Many of the families who fled to the mountain were either those who did not have a car to drive to the safer areas in Peshmergas' hands or mistakenly thought that ISIS would not be able to stay in Sinjar very long.
On Tuesday, Yazidi sources told Al Jazeera that helicopters - thought to belong to the Iraqi military - had dropped food and water to those caught in the Sinjar Mountain. But some of the supplies were rendered useless as they flew at a high altitude to avoid being shot down by Islamic State fighters.
The roads from Shekhan to Zumar, another area that Islamic State fighters captured on Saturday, are full of displaced families camping on both sides of the road without any protective shelter. Others are now living in two camps for internally-displaced persons in Sharia and Khanik....
"Around 85 percent of the Yazidis live in Sinjar," said Mamo Selim al-Bagsri, head of the municipality in Skhean. He warned that large-scale killing of Yazdis would have an irreversible impact on the community's future. "The only one who is not against Yazidis is God."
DOHUK, Iraq: Iraqi helicopters dropped supplies on Tuesday to thousands of people hiding from jihadists in desolate mountains, many of them from the Yazidi minority which officials warned risked being massacred or starved into extinction.

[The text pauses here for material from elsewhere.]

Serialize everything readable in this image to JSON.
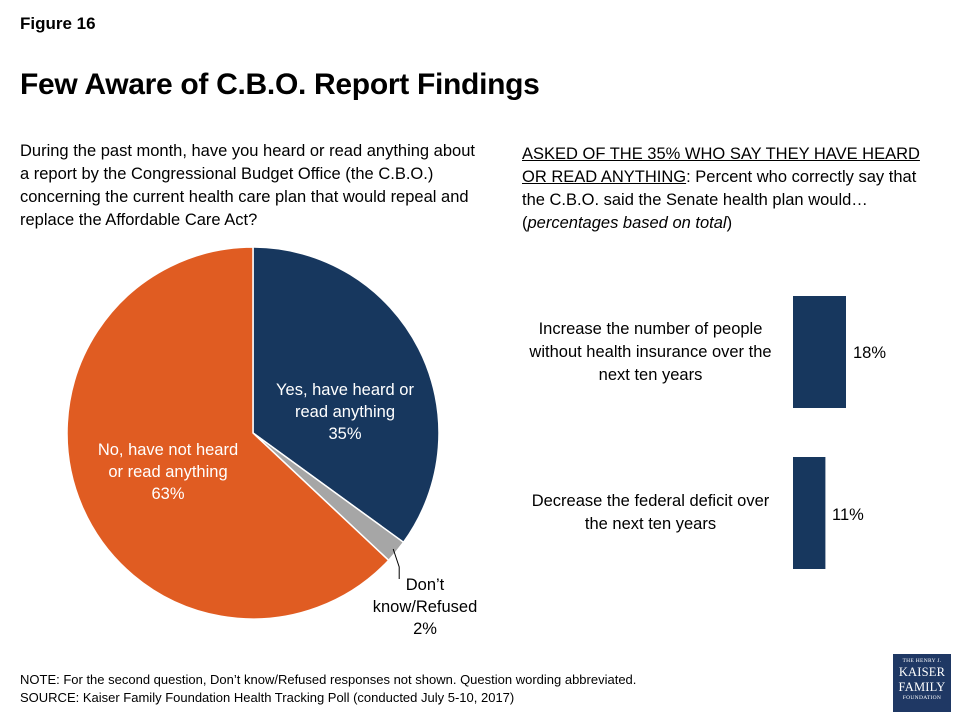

A Yazidi lawmaker broke down in tears during a parliament session as she urged the government and the international community to save her community from Islamic State militants who overran the Sinjar region.
"Over the past 48 hours, 30,000 families have been besieged in the Sinjar mountains, with no water and no food," said Vian Dakhil. "Seventy children have already died of thirst and 30 elderly people have also died," she said.

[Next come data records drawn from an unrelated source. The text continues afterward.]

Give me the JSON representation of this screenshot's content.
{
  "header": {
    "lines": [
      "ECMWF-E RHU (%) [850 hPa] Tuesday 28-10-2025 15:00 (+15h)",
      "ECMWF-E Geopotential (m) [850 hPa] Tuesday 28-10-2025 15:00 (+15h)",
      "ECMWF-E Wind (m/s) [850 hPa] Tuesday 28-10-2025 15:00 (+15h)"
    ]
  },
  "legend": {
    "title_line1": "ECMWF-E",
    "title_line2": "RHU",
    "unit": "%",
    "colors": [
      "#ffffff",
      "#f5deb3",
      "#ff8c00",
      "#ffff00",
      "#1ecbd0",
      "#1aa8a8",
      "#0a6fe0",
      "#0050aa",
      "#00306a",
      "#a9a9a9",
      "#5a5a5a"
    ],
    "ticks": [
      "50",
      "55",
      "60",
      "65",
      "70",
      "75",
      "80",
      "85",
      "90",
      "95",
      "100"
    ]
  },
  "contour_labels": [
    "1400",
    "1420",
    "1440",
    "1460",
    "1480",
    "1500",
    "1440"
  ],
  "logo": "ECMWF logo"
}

Dakhil said 500 Yazidi men were killed by IS militants since they took over the town of Sinjar and surrounding villages on Sunday. Their women were enslaved as "war booty", she said. "We are being slaughtered, our entire religion is being wiped off the face of the earth. I am begging you, in the name of humanity."

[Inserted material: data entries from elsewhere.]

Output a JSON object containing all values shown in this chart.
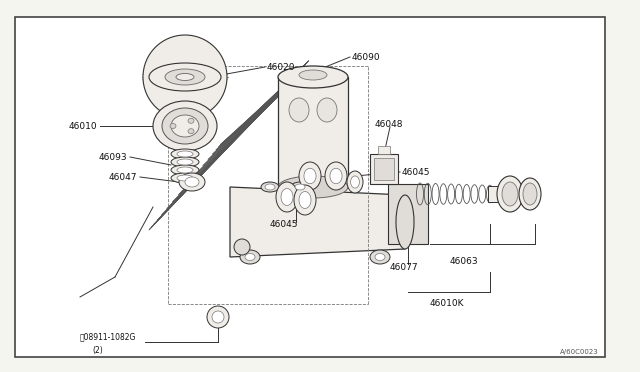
{
  "bg_color": "#f5f5f0",
  "border_color": "#555555",
  "line_color": "#333333",
  "part_fill": "#f0ede8",
  "part_edge": "#333333",
  "label_color": "#111111",
  "label_fontsize": 6.5,
  "diagram_code": "A/60C0023",
  "figure_width": 6.4,
  "figure_height": 3.72
}
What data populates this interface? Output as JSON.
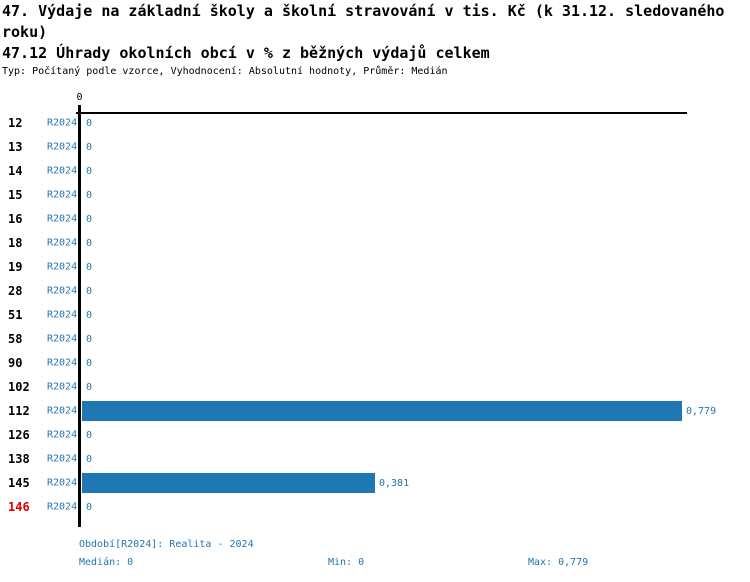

The United Nations' Children Fund, earlier on Tuesday, said that at least 40 children had died as a result of the IS onslaught on Sinjar, which was previously under the control of Kurdish peshmerga troops.
The town, near the Syrian border, is a hub for Yazidis, a very closed community that follows an ancient faith rooted in Zoroastrianism and referred to by jihadists as "devil worshippers".
Sinjar was also a temporary home for thousands of displaced people from other minorities, such as Shiite Turkmen who had fled the nearby city of Tal Afar when IS launched its offensive on June 9.
The attack on Sinjar sent thousands of people running from their homes in panic, some of them scurrying into the mountains with no supplies. "Families who fled the area are in immediate need of urgent assistance, including up to 25,000 children who are now stranded in mountains surrounding Sinjar and are in dire need of humanitarian aid, including drinking water and sanitation services," Unicef said.While the world has been concerned with Gaza and Ukraine, ISIS continues to consolidate its hold on Iraq and Syria, killing thousands of people in the process and threatening hundreds of thousands more. The question is not why people are paying attention to Gaza - it is why the vicious terrorist acts of ISIS are being ignored by the world. Are the Christians, Yezidis, and other religious minority groups in Iraq of less importance than the Palestinians of Gaza? Why are there not mass demonstrations in the streets of Europe and America demanding that our governments do something to help defeat ISIS and protect its victims? After all, the US and UK are responsible for destabilizing Iraq - doesn't that require us to take responsibility for helping the people of Iraq endangered by ISIS?